In New India Insurance Co. Ltd. Vs. Smt. Shanti Misra, AIR
1976 SC 237 Hon’ble Supreme Court held that discretion given by
section 5 should not be defined or crystallized so as to convert a
discretionary matter into a rigid rule of law. The expression” sufficient
cause” should receive a liberal construction.

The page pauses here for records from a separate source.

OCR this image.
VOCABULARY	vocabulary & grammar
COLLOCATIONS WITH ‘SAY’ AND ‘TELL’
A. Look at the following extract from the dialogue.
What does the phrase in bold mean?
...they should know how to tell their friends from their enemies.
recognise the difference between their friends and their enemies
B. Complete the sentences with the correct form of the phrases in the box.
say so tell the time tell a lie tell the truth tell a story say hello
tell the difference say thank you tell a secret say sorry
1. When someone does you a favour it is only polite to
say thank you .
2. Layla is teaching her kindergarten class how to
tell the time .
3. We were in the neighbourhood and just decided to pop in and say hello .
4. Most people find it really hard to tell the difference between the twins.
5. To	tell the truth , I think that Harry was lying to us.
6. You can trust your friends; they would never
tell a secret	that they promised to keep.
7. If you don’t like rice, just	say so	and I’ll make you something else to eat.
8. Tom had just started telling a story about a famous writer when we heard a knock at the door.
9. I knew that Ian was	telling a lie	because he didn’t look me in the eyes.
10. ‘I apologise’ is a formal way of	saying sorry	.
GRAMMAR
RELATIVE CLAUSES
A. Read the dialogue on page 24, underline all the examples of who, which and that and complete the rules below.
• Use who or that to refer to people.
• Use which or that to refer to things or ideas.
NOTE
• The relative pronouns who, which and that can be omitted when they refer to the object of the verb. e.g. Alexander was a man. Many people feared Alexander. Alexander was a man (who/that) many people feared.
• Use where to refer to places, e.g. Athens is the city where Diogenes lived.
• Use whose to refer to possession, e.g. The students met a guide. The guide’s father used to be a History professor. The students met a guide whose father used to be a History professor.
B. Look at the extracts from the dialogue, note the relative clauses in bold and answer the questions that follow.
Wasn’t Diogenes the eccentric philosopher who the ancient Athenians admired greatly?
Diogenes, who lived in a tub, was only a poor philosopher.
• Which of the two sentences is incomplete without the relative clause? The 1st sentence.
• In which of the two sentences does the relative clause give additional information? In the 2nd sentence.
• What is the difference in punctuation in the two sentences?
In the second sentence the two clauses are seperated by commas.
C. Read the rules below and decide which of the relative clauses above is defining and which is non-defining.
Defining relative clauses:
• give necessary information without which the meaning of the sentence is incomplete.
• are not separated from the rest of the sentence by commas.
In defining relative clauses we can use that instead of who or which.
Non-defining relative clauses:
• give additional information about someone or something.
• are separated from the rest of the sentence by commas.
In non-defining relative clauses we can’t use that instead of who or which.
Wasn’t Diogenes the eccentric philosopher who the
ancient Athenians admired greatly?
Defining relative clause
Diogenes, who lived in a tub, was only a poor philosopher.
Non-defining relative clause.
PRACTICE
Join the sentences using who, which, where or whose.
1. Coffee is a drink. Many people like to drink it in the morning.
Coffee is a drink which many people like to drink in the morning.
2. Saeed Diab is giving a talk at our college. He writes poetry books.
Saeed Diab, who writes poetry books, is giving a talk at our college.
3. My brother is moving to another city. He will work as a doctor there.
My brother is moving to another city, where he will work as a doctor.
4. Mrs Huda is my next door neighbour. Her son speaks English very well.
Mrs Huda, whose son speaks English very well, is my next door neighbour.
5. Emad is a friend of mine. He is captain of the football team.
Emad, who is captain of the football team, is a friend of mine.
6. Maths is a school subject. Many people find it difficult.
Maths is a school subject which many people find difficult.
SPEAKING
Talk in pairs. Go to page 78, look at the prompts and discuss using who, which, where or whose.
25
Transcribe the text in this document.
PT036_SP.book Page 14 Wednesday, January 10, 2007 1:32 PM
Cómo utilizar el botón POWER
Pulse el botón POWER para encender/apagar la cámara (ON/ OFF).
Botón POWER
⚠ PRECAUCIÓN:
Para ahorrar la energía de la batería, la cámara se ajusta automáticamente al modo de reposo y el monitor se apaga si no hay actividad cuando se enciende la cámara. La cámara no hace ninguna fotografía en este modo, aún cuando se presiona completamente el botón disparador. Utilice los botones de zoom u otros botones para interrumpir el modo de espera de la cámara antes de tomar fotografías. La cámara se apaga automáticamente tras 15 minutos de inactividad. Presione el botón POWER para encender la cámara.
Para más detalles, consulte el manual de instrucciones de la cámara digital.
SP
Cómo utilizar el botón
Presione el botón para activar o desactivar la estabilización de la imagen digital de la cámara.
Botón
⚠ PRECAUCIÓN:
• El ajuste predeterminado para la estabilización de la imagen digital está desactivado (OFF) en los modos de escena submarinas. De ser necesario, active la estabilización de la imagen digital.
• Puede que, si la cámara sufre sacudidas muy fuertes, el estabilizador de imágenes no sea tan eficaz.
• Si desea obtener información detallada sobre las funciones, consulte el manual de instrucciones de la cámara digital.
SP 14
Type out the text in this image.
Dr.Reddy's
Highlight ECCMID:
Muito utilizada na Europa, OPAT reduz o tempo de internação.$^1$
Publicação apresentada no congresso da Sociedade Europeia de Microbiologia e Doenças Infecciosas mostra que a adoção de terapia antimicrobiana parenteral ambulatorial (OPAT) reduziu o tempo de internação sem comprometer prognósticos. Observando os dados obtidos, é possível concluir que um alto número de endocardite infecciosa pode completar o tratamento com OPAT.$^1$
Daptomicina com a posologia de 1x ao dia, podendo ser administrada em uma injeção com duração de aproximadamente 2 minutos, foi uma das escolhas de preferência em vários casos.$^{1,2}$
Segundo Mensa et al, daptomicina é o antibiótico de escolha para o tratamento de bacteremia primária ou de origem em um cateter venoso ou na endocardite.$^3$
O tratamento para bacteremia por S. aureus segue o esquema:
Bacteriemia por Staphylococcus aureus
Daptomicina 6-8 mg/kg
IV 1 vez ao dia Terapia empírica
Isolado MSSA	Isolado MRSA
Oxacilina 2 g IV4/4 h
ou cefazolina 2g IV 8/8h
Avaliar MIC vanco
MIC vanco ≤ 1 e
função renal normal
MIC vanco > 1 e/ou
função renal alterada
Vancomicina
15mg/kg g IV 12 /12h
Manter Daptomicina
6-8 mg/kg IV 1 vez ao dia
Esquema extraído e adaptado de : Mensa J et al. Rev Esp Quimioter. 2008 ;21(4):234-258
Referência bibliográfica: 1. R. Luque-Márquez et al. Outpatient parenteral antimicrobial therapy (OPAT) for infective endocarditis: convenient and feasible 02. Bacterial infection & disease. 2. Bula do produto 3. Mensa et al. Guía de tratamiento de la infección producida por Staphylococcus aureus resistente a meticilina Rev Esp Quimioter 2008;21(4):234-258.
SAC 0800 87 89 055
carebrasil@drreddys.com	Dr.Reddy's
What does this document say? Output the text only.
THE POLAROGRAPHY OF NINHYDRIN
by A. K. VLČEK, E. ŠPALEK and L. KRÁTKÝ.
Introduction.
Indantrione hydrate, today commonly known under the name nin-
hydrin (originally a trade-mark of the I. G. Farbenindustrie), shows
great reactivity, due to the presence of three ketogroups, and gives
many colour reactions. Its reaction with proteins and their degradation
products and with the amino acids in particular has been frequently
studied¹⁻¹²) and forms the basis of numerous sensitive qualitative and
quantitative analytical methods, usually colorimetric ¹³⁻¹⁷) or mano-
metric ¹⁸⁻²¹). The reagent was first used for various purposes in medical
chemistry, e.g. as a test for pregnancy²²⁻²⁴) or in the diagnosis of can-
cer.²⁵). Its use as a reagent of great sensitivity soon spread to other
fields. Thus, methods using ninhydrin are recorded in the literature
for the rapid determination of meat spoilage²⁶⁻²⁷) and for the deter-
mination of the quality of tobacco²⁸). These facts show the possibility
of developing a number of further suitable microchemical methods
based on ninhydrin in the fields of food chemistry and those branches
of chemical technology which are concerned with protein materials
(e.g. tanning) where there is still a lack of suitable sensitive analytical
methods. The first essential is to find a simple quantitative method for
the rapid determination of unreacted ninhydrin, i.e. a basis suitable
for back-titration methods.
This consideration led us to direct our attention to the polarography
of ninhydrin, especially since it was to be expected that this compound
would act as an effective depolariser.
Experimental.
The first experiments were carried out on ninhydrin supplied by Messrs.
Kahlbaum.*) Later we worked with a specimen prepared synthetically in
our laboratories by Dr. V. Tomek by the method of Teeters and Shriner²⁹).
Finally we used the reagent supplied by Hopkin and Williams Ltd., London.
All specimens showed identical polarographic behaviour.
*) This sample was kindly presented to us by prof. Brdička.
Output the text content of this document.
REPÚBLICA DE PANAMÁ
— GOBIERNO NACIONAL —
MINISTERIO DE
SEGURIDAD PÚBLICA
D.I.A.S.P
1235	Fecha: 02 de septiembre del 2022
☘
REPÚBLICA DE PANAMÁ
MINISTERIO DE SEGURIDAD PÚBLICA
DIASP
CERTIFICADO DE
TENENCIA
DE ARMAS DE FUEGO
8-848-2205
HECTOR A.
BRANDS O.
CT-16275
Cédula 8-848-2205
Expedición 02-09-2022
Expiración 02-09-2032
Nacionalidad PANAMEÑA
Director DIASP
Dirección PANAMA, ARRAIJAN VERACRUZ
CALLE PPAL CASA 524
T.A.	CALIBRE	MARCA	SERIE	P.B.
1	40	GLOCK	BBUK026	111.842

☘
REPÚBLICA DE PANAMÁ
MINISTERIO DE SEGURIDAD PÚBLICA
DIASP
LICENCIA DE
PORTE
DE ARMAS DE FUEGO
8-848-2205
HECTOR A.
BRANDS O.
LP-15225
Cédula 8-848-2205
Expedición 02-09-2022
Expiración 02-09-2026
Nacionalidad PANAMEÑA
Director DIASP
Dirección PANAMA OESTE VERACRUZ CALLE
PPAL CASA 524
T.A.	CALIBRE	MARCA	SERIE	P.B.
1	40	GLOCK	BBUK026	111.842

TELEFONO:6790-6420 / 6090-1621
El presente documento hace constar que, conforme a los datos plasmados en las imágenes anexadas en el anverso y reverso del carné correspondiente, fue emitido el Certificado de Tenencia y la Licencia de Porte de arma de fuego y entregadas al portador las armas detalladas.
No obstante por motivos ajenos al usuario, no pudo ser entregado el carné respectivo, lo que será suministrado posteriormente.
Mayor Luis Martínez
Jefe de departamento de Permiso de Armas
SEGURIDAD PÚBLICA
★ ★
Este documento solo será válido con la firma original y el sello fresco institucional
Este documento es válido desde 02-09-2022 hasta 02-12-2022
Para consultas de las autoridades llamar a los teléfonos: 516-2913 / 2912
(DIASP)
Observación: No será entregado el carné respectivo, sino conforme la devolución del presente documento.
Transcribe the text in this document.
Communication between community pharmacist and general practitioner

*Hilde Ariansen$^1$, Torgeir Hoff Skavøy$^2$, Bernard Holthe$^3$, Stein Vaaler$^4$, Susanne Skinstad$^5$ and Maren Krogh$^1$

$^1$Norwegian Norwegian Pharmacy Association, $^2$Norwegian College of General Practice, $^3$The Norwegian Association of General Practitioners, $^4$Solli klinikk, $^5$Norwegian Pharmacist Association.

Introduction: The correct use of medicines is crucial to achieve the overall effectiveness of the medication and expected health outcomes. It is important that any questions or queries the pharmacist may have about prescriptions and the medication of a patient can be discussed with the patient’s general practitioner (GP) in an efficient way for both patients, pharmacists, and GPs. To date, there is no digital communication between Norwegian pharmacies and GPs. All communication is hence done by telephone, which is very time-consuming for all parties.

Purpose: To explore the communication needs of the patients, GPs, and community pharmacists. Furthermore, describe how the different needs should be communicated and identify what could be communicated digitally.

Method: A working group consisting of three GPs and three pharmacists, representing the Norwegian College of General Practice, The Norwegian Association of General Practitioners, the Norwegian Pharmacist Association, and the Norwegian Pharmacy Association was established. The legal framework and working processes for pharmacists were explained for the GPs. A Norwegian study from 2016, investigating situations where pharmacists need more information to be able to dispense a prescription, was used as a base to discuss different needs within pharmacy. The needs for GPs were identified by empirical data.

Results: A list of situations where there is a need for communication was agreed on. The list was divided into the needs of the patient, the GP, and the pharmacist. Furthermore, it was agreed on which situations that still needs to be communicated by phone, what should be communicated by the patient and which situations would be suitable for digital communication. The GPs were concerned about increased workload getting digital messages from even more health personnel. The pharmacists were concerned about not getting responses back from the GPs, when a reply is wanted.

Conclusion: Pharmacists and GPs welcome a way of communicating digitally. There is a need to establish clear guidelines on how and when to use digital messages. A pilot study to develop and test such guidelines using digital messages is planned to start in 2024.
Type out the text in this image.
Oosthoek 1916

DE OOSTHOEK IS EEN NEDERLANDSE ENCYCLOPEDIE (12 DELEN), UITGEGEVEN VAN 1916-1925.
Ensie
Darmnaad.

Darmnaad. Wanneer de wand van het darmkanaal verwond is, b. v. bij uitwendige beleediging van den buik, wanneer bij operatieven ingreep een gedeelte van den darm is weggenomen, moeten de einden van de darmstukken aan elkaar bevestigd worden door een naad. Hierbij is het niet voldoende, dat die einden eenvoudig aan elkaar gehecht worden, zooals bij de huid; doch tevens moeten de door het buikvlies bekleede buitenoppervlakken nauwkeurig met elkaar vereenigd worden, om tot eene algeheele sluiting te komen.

In Shakuntala Devi Jain Vs. Kuntal Kumari, AIR 1969 SC 575,
the Hon’ble Supreme Court held that unless want bona fides of such
inaction or negligence as would deprive a party of the protection of
section 5 is proved, the application must not be thrown out of any delay
cannot be refused to be condoned.

In O.P. Kathpalia Vs Lakhmir Singh, AIR 1984 SC 1744 the
Hon’ble Supreme Court held that if the refusal to condone the delay
results in grave miscarriage of justice, it would be a ground to condone
the delay.

In view of above said facts, the revision is allowed. The order
dated 2.9.2000 passed by the District Judge, Unnao is set aside, the
matter is remanded back to the District Judge, Unnao to decide the
matter in question after giving opportunity of hearing to the parties
concerned in accordance with law expeditiously say within a period of
three months from the date of receipt of a certified copy of this order.